20.1 Overview of the Audio System

In order for the musician or sound designer to produce sounds and music for the Nintendo64, a short explanation of the audio system is helpful, though not necessary. To that end, a brief description of the audio system is included here. In addition to a brief description of the audio system, several important items the musician should be aware of are listed below.

20.1.1 Brief Description of the Audio System

The audio system for the N64 is composed of a Sound Player (for playing single samples, such as sound effects) and a Sequence Player (for playing music). When the game starts up, it creates and initializes (threads of) a sound player and a sequence player. It then assigns a bank of sound effects to the sound player, and assigns a bank of instruments and a bank of MIDI sequences to the sequence player. To play a sound effect, the game sends a message to the sound player, telling it what sound effect to set as its target, and then sends another message to the sound player, telling it to play the target sound. To play a MIDI sequence, the game must load the sequence data, then attach the sequence to the sequence player, and then send a message to the sequence player to start playing the music.

Note: Musical sequences can be stored as either type 0 MIDI files, or in a compressed MIDI format unique to the N64. It is very important that the programmer and the musician agree on which file format to use.

There are several components to the sound system. First, there are the samples that are stored in ROM. Accompanying the samples are a group of parameters used for playback (Key Mappings, Envelopes, Root Pitch, and so on). In order to process the sounds, a section of the RAM must be allocated for the audio system. However, N64 Audio System differs from many other systems that load grouped audio samples to RAM before playback. It loads a part of samples as the need arises.

In software, there are two main sections. One part runs on the CPU and the other part runs on the RSP. The audio system must share the RSP with the graphics processing. The RSP is where most of the low-level processing takes place, and this is where the samples are mixed into an output stream. This output stream is then fed to a pair of DACs for stereo output.
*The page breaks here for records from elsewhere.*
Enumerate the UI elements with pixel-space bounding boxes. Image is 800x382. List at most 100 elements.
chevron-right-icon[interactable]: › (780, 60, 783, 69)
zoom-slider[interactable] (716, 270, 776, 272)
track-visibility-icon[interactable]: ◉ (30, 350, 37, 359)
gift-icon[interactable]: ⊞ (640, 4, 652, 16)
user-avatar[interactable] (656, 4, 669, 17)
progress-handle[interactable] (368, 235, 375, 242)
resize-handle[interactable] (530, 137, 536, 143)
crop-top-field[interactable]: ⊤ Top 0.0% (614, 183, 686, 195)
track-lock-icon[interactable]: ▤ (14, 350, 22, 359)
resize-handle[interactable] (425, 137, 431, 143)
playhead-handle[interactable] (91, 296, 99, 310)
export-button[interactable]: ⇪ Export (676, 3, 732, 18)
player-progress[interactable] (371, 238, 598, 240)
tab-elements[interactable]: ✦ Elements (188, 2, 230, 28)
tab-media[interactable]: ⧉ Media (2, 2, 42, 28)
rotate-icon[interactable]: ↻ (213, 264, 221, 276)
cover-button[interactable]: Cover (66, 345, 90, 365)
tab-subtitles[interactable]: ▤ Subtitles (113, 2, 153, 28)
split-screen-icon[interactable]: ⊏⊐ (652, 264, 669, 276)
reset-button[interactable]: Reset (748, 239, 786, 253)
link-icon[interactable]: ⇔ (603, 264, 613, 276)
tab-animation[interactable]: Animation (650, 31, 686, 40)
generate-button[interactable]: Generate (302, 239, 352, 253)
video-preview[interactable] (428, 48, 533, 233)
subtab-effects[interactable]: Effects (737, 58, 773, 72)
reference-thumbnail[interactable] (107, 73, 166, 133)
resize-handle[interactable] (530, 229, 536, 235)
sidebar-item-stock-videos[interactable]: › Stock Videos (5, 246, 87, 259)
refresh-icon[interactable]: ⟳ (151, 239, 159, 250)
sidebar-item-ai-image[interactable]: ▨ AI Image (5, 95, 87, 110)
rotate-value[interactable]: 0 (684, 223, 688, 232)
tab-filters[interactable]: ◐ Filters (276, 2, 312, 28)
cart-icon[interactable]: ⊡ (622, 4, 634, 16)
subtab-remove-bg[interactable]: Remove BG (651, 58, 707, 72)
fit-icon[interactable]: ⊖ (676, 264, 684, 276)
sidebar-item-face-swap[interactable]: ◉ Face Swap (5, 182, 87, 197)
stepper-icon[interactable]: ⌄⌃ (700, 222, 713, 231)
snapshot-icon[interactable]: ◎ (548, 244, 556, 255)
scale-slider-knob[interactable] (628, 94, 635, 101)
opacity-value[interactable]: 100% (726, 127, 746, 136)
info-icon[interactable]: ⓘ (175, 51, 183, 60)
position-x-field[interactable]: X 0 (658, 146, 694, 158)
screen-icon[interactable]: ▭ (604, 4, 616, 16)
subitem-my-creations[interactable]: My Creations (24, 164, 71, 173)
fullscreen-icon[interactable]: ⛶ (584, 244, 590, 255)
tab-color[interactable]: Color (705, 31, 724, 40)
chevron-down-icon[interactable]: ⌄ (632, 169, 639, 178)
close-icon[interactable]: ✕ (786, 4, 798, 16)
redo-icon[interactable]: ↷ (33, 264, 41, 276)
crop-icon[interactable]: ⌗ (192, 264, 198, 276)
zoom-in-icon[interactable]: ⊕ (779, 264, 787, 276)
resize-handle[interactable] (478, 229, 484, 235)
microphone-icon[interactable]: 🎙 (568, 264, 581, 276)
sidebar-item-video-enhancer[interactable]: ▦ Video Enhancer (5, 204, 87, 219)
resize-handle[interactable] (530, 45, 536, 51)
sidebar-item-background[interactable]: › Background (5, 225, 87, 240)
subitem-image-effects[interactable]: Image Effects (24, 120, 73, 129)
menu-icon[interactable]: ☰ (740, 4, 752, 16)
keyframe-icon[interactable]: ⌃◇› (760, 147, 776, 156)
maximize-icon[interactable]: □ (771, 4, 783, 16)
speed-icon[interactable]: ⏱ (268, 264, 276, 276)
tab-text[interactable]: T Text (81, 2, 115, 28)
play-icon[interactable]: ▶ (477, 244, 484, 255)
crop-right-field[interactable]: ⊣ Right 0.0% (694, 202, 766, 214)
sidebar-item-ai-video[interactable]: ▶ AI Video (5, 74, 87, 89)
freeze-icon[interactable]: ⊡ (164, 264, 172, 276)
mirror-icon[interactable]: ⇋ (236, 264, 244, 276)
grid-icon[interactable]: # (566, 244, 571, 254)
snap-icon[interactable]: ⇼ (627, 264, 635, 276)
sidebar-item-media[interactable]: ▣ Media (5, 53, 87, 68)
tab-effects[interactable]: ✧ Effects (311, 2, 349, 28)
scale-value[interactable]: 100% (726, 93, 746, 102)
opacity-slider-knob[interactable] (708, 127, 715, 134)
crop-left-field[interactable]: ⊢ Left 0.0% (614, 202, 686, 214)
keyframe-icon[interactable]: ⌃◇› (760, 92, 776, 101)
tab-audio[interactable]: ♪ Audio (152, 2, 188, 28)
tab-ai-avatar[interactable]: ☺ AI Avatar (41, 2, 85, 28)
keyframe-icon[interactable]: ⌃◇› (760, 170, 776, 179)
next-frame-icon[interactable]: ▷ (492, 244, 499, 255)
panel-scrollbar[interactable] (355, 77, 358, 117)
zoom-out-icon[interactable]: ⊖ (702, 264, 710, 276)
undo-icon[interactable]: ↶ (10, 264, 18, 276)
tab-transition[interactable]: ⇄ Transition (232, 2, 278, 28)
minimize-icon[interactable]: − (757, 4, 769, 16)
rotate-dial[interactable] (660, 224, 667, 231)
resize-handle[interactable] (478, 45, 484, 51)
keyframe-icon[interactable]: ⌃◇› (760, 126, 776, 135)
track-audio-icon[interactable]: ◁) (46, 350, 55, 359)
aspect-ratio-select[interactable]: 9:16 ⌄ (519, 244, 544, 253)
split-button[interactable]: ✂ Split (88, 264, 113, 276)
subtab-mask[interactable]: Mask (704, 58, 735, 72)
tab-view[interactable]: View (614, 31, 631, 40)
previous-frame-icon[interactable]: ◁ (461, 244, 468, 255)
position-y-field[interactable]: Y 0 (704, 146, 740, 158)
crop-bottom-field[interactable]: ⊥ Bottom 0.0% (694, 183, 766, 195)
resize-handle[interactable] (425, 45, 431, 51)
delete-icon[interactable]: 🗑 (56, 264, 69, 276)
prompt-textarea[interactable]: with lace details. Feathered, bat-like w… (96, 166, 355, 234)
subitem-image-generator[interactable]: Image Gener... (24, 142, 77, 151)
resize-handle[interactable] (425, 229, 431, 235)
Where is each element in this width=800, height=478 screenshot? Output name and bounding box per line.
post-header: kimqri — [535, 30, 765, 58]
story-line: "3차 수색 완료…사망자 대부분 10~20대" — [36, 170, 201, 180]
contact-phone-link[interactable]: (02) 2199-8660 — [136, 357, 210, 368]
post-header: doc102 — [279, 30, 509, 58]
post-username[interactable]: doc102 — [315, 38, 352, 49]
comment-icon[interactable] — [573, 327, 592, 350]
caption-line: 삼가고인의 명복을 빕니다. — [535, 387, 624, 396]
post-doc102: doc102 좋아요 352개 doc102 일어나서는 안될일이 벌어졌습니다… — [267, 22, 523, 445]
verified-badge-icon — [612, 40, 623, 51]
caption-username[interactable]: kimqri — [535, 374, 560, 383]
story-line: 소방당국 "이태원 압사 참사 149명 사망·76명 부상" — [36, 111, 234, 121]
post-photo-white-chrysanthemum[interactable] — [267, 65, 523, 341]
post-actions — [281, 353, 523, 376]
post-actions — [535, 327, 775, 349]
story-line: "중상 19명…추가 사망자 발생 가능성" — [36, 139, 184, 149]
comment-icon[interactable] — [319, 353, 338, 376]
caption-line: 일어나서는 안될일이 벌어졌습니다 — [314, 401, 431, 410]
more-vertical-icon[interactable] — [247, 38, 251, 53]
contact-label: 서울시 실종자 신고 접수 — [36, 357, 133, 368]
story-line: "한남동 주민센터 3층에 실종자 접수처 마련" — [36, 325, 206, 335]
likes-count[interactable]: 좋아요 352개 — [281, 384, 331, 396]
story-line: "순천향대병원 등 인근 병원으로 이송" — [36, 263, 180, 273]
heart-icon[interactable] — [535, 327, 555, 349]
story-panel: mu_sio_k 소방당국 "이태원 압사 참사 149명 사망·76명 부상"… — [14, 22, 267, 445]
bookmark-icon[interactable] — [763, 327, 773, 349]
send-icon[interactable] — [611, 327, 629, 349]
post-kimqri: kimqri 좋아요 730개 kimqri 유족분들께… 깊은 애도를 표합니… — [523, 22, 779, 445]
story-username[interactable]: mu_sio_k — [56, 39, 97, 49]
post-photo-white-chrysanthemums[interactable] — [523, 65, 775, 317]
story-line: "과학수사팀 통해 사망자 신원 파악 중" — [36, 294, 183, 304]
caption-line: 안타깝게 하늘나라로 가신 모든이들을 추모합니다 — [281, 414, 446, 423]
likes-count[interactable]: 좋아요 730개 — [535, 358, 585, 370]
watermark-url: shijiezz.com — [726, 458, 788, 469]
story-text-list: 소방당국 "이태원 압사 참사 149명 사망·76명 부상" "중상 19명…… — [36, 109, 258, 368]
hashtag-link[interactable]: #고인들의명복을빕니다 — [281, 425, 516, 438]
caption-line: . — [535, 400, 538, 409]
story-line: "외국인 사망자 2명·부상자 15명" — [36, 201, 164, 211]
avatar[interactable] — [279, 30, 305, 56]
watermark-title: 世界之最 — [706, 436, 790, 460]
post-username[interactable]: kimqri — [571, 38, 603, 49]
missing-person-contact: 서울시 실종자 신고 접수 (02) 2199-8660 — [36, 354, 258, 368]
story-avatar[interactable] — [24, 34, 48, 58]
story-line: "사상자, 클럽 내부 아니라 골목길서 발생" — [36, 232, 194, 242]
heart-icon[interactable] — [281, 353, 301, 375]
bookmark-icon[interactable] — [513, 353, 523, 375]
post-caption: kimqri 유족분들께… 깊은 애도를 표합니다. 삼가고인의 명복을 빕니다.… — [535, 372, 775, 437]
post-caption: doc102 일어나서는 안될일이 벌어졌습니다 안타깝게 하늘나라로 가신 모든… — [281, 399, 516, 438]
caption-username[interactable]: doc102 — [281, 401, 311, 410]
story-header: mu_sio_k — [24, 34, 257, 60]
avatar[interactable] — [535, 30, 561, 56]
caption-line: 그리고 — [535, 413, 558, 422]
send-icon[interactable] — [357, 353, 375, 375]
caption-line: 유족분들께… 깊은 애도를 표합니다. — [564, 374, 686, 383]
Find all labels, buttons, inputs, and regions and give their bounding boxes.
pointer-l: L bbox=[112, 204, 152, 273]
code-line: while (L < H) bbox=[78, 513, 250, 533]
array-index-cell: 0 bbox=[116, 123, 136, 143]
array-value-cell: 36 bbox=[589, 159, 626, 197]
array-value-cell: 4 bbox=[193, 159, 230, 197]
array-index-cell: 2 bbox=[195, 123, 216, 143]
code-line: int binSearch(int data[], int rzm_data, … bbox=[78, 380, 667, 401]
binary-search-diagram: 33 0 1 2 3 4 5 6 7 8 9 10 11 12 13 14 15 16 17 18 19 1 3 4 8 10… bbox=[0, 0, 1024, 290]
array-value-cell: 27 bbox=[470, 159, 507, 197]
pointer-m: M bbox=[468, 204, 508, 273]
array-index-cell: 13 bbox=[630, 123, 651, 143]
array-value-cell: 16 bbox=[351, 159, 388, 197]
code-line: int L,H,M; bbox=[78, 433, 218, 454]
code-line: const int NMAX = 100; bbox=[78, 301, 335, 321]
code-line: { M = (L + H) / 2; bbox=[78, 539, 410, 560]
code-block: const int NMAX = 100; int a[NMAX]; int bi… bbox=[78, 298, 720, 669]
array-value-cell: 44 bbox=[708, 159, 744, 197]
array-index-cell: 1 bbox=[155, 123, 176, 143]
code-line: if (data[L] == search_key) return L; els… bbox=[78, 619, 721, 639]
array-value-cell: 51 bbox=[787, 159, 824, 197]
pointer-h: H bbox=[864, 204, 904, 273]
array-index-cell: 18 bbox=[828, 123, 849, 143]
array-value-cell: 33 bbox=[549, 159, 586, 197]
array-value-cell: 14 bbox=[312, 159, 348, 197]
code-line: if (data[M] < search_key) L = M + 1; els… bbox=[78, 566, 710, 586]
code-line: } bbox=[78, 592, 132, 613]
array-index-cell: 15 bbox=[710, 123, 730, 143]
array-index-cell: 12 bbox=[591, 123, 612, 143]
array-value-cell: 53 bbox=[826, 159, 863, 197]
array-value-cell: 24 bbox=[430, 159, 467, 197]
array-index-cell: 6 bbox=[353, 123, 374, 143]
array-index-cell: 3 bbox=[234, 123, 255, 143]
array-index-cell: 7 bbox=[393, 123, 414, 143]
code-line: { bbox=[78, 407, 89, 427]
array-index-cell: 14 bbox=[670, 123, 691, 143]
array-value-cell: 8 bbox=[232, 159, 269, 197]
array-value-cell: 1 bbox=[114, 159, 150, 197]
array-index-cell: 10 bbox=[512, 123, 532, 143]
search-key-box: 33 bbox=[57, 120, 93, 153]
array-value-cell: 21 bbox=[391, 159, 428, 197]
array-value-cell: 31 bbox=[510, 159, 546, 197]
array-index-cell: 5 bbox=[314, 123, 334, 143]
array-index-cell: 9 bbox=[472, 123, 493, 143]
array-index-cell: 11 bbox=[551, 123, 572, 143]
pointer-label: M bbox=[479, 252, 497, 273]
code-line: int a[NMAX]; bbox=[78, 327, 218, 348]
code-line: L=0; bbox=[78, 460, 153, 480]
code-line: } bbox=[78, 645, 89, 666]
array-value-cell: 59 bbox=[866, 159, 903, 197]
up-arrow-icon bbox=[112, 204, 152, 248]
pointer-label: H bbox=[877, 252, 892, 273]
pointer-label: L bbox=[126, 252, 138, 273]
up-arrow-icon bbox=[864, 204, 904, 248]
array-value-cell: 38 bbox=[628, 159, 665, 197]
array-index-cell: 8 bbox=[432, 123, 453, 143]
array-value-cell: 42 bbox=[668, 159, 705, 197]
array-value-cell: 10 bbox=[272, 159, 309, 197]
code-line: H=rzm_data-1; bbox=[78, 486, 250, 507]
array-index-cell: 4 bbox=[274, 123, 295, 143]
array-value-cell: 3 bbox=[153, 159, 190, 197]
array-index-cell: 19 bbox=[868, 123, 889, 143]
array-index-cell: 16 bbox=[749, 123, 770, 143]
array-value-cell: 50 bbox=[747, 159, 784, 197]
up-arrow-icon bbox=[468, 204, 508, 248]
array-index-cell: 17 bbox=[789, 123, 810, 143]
There are four types of files used by the game for audio production: .ctl, .tbl, .seq, and .sbk. Before the game can play back either sound effects or music, the musician and sound designer must create these files. The .tbl files contain the compressed samples. The .ctl files contain the associated control information necessary for playback. .ctl files and .tbl files are always paired.

The .seq files are MIDI files that have all unneeded events removed, and the .sbk files are banks of .seq files. Typically, there will be at least one pair of .ctl and .tbl files for music, and a separate pair for sound effects. (Although it would be possible to put all sounds into one pair, or alternatively, have numerous pairs.)

The reason that banks are stored in two files is that then the raw audio data doesn't need to be loaded into RAM; only the information pointing to the samples, and the values for the playback parameters. When a sound is to be played, only a small portion of the sample is loaded into a RAM buffer. After it has been used for playback, it can be discarded, and the buffer reused for the next portion of the sample. The result is that a comparatively small amount of RAM is needed for sound.

20.1.2 Typical Development Process

When creating audio for an N64 game, the musician typically follows these steps:

Create the samples as AIFF files.
Encode the samples into AIFC files.
Create a .inst file.
Compile the .inst file, with the samples into the bank files.
Create the MIDI sequence files.
Compile the MIDI sequence files into .seq files, and then compile the .seq files into a .sbk file.
Deliver the .tbl .ctl and .sbk files to the programmer.

20.1.3 Common Values

Throughout this document and when referring to .inst files, several things are kept constant:

Middle C (MIDI note 60) is referred to as C4. (Some synthesizer and software manufactures refer to Middle C as C3.)
Pan values range from 0 to 127, with 0 being full left, 64 center pan, and 127 full right.
Volumes are from 0 to 127, with 0 meaning there will be no sound, and 127 being full volume.